CAMPHOR- stimulates the respiratory and vasomotor centers, and also acts directly on the heart, normalizing metabolic processes in the myocardium. It is also possible that there is a reflex effect on the centers of the medulla oblongata due to the irritating effect of camphor. Camphor has a longer lasting effect than previous drugs. Camphor is used for various infectious diseases, poisonings accompanied by respiratory depression and the functions of the cardiovascular system, for arterial hypotension, collapse, and in the complex therapy of acute and chronic heart failure. Side effects when using camphor: embolism when the oil solution gets into the lumen of the vessel, skin reaction (rash), agitation, convulsions. Camphor is contraindicated in diseases characterized by central nervous system excitation and convulsions. Camphor release form: powder; ampoules of 1 ml and 2 ml of 20% oil solution; bottles of 30 ml of 10% camphor oil and bottles of 40 ml and 80 ml of camphor alcohol.

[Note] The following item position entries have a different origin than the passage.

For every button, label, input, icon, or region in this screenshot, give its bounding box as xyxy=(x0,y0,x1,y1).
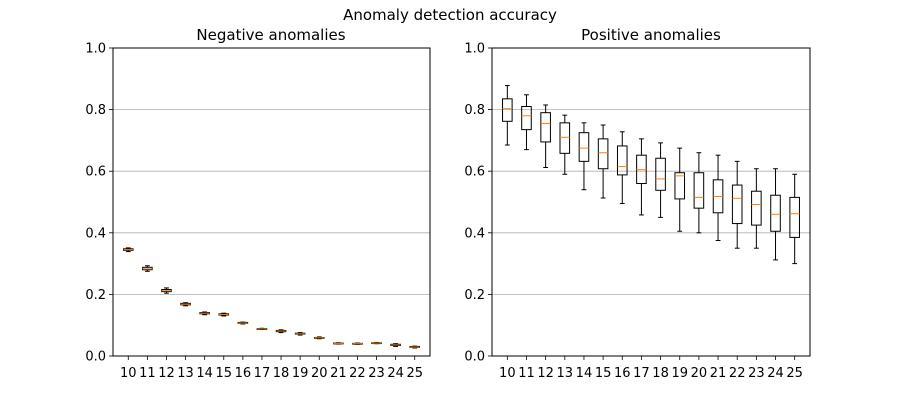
y-tick-label: 1.0 xyxy=(85,42,106,57)
x-tick-label: 23 xyxy=(748,366,765,381)
x-tick-label: 13 xyxy=(177,366,194,381)
x-tick-label: 25 xyxy=(406,366,423,381)
box-24 xyxy=(390,343,401,347)
box-16 xyxy=(237,321,249,325)
box-11 xyxy=(142,265,153,272)
iqr-box xyxy=(540,112,551,143)
y-tick-label: 1.0 xyxy=(464,42,485,57)
x-tick-label: 15 xyxy=(595,366,612,381)
y-tick-label: 0.0 xyxy=(85,350,106,365)
negative-anomalies-title: Negative anomalies xyxy=(196,26,345,44)
box-23 xyxy=(371,341,382,345)
positive-anomalies-title: Positive anomalies xyxy=(581,26,721,44)
x-tick-label: 20 xyxy=(311,366,328,381)
axes-frame xyxy=(491,47,811,357)
box-13 xyxy=(180,302,191,307)
x-tick-label: 24 xyxy=(767,366,784,381)
x-tick-label: 23 xyxy=(368,366,385,381)
box-22 xyxy=(352,342,363,345)
y-tick-label: 0.4 xyxy=(464,226,485,241)
iqr-box xyxy=(770,194,781,232)
y-tick-label: 0.2 xyxy=(464,288,485,303)
box-19 xyxy=(294,332,306,336)
x-tick-label: 11 xyxy=(518,366,535,381)
positive-anomalies-panel: Positive anomalies 0.00.20.40.60.81.010 1… xyxy=(464,26,811,381)
iqr-box xyxy=(521,106,532,131)
y-tick-label: 0.8 xyxy=(85,103,106,118)
box-25 xyxy=(789,173,800,265)
figure-title: Anomaly detection accuracy xyxy=(343,6,557,24)
box-12 xyxy=(540,104,551,169)
iqr-box xyxy=(751,190,762,226)
y-tick-label: 0.6 xyxy=(85,165,106,180)
box-16 xyxy=(616,131,628,205)
box-10 xyxy=(502,85,513,146)
box-10 xyxy=(123,247,134,253)
x-tick-label: 18 xyxy=(652,366,669,381)
x-tick-label: 20 xyxy=(691,366,708,381)
box-21 xyxy=(712,154,724,241)
box-12 xyxy=(161,287,172,294)
y-tick-label: 0.0 xyxy=(464,350,485,365)
box-23 xyxy=(751,168,762,249)
box-20 xyxy=(313,336,325,340)
y-tick-label: 0.4 xyxy=(85,226,106,241)
box-11 xyxy=(521,94,532,151)
box-13 xyxy=(559,114,571,175)
axes-frame xyxy=(112,47,431,357)
x-tick-label: 22 xyxy=(349,366,366,381)
y-tick-label: 0.8 xyxy=(464,103,485,118)
y-tick-label: 0.2 xyxy=(85,288,106,303)
iqr-box xyxy=(597,138,609,170)
x-tick-label: 19 xyxy=(292,366,309,381)
iqr-box xyxy=(674,172,686,200)
iqr-box xyxy=(731,184,743,225)
x-tick-label: 21 xyxy=(330,366,347,381)
x-tick-label: 13 xyxy=(557,366,574,381)
box-17 xyxy=(636,138,647,216)
x-tick-label: 10 xyxy=(499,366,516,381)
box-15 xyxy=(597,124,609,199)
box-25 xyxy=(409,345,420,349)
x-tick-label: 14 xyxy=(576,366,593,381)
x-tick-label: 12 xyxy=(537,366,554,381)
x-tick-label: 16 xyxy=(235,366,252,381)
x-tick-label: 16 xyxy=(614,366,631,381)
box-22 xyxy=(731,160,743,249)
iqr-box xyxy=(789,196,800,238)
box-19 xyxy=(674,147,686,232)
box-14 xyxy=(578,122,590,191)
x-tick-label: 14 xyxy=(196,366,213,381)
box-21 xyxy=(333,342,344,345)
box-17 xyxy=(256,327,268,331)
box-24 xyxy=(770,168,781,261)
iqr-box xyxy=(693,172,705,209)
x-tick-label: 22 xyxy=(729,366,746,381)
x-tick-label: 19 xyxy=(671,366,688,381)
iqr-box xyxy=(616,145,628,176)
x-tick-label: 17 xyxy=(254,366,271,381)
x-tick-label: 17 xyxy=(633,366,650,381)
iqr-box xyxy=(655,157,666,191)
iqr-box xyxy=(502,98,513,122)
box-18 xyxy=(275,329,287,334)
negative-anomalies-panel: Negative anomalies 0.00.20.40.60.81.010 1… xyxy=(85,26,431,381)
x-tick-label: 21 xyxy=(710,366,727,381)
x-tick-label: 18 xyxy=(273,366,290,381)
box-14 xyxy=(199,311,210,316)
iqr-box xyxy=(559,122,571,154)
x-tick-label: 15 xyxy=(215,366,232,381)
y-tick-label: 0.6 xyxy=(464,165,485,180)
x-tick-label: 11 xyxy=(139,366,156,381)
x-tick-label: 10 xyxy=(120,366,137,381)
x-tick-label: 25 xyxy=(786,366,803,381)
x-tick-label: 12 xyxy=(158,366,175,381)
box-15 xyxy=(218,312,230,317)
box-18 xyxy=(655,142,666,218)
iqr-box xyxy=(578,132,590,162)
box-20 xyxy=(693,152,705,234)
x-tick-label: 24 xyxy=(387,366,404,381)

Example of a camphor recipe in Latin:
Rp.: Sol. Camphorae oleosae 20% pro injectionibus 2 ml
D.t. d. N. 10 in ampull.
Rp.: Camphorae tritae 0.1 Sacchari 0.2
M. f. pulv.
D.t. d. N. 10 in charta cerata.
S. 1 powder 3 times a day.
Rp.: Camphorae tritae 2.0
T-rae Valerianae 20 ml
M.D.S. 20 drops 3 times a day (in hot water after meals).

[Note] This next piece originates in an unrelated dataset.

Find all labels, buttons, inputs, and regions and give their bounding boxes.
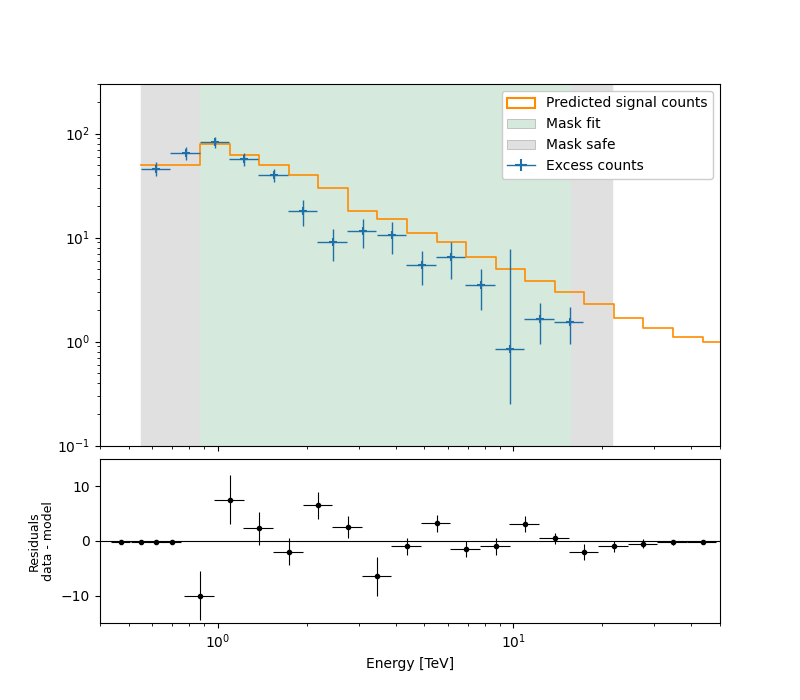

Rp.: Spiritus camphorati 80 ml
D.S. For rubbing.
SULPHOCAMPHOCAINE- a complex compound of sulfocamphoric acid and novocaine. Sulphocamphocaine is used for acute cardiac and respiratory failure; its action is similar to camphor. This drug (sulfocamphocaine) is not prescribed for hypersensitivity to novocaine and great care is taken when administered to patients with arterial hypotension (due to the possible hypotensive effect of novocaine). Sulphocamphocaine is administered intramuscularly, slowly intravenously and subcutaneously. Release form sulfocamphocaine: ampoules of 2 ml of 10% solution.

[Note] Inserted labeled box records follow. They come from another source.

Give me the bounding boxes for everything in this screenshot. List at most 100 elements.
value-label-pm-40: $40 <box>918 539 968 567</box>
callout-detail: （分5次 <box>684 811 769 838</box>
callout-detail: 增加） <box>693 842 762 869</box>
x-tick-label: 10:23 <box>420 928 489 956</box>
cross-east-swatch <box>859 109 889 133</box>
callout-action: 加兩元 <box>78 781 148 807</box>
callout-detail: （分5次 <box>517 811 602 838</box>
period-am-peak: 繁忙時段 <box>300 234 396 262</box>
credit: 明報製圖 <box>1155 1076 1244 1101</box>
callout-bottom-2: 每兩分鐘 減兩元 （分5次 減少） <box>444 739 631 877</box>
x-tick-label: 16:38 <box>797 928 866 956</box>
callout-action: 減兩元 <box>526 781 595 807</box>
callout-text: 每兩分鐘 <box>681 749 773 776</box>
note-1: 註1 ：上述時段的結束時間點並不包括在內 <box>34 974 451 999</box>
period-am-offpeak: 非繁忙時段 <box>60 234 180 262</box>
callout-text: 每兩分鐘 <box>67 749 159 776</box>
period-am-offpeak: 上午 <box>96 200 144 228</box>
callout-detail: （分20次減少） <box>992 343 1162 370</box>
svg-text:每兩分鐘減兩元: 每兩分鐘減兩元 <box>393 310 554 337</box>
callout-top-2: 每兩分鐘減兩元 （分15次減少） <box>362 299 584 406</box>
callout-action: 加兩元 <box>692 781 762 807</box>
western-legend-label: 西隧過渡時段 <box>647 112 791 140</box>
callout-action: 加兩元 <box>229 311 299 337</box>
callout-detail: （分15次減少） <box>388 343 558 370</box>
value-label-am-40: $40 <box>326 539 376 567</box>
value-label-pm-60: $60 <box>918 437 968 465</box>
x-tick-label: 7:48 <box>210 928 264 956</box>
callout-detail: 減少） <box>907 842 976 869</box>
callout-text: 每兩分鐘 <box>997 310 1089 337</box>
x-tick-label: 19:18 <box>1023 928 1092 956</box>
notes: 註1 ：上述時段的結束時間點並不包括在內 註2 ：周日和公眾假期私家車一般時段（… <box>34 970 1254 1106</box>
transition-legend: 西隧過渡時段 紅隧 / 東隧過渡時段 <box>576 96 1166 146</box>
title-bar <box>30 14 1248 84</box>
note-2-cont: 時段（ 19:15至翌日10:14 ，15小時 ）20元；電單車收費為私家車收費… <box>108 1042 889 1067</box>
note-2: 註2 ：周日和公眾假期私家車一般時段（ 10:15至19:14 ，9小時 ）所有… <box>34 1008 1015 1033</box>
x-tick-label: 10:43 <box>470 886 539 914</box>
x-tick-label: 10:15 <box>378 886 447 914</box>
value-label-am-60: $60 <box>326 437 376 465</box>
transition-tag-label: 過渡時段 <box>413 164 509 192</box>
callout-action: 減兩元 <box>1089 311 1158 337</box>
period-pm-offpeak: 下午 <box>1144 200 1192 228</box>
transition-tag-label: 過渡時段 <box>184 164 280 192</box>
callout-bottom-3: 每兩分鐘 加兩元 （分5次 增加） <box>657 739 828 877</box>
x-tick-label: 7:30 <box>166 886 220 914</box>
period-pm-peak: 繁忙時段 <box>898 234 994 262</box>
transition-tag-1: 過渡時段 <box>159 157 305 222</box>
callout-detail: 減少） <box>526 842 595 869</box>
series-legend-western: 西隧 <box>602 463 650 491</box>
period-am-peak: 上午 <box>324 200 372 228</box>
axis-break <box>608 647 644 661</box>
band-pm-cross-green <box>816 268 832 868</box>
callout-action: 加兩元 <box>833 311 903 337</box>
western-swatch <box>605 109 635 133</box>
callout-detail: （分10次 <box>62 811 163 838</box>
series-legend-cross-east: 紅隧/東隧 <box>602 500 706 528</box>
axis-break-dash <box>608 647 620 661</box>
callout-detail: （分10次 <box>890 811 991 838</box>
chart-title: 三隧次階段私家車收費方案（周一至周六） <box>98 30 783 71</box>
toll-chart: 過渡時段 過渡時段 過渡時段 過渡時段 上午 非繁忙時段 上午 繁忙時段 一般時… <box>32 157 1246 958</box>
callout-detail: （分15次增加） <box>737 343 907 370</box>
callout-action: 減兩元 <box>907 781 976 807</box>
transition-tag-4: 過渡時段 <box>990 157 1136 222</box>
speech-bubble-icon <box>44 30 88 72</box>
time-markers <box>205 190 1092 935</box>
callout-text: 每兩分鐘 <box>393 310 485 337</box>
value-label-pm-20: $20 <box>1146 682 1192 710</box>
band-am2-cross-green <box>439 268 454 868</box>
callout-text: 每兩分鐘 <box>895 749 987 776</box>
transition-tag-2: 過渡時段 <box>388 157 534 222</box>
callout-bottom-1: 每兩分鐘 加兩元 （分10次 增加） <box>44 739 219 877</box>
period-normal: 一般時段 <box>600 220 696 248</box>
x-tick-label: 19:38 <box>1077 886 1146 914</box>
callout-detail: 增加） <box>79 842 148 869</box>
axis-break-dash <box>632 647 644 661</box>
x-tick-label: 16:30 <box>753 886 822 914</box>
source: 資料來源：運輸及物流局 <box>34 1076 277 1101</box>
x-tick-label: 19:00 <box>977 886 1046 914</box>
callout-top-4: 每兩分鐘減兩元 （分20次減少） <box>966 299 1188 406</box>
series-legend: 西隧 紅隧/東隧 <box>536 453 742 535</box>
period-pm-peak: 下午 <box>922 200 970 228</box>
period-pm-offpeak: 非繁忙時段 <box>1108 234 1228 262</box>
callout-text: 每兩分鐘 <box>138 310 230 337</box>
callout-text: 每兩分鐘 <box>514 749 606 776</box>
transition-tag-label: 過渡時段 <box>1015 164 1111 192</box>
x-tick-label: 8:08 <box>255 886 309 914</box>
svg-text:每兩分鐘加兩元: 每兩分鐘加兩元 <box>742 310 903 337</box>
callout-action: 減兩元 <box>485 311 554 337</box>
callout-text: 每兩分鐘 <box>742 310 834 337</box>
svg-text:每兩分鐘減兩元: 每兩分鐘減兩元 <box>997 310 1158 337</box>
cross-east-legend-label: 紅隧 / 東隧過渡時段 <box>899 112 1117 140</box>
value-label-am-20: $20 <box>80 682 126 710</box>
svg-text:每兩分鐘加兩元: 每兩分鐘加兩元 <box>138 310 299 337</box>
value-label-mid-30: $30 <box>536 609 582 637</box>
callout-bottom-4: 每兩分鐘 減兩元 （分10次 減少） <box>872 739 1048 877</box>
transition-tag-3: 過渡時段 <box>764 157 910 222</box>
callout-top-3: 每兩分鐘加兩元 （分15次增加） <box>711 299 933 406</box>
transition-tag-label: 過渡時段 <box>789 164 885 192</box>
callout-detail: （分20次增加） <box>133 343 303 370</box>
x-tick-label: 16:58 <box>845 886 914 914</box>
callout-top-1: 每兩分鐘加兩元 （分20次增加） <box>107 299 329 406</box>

Example of a recipe for sulfocamphocaine in Latin:
Rp.: Sol. Sulfocamphocaini 10% 2 ml
D.t. d. N. 10 in ampull.
S. 2 ml under the skin 2-3 times a day.
CARBON DIOXIDE- has a direct stimulating effect on the centers of the medulla oblongata and a reflex effect through the receptors of the sinocorotid zone. Carbon dioxide is formed in the process of metabolism and is a physiological stimulant of the respiratory center; It also stimulates the vasomotor center, causing constriction of peripheral vessels and increasing blood pressure. To stimulate breathing, a mixture of carbon dioxide (5-7%) and oxygen (93-95%), called carbogen, is used. Carbogen is used for overdose of anesthetics, carbon monoxide poisoning, asphyxia of newborns, etc. If after 5-7 minutes from the start of inhalation with carbogen there is no effect, then the administration of carbon dioxide should be stopped, since otherwise more severe respiratory depression may occur. Carbon dioxide is also used in balneology (in medicinal baths) for diseases of the cardiovascular system, dermatology (treatment with “carbon dioxide snow” of warts, neurodermatitis, lupus erythematosus, etc.). Carbonated drinks containing carbon dioxide are used to enhance secretory activity and motility of the gastrointestinal tract.
Breathing stimulants are also lobeline And cititon(see N-hom nomimetics).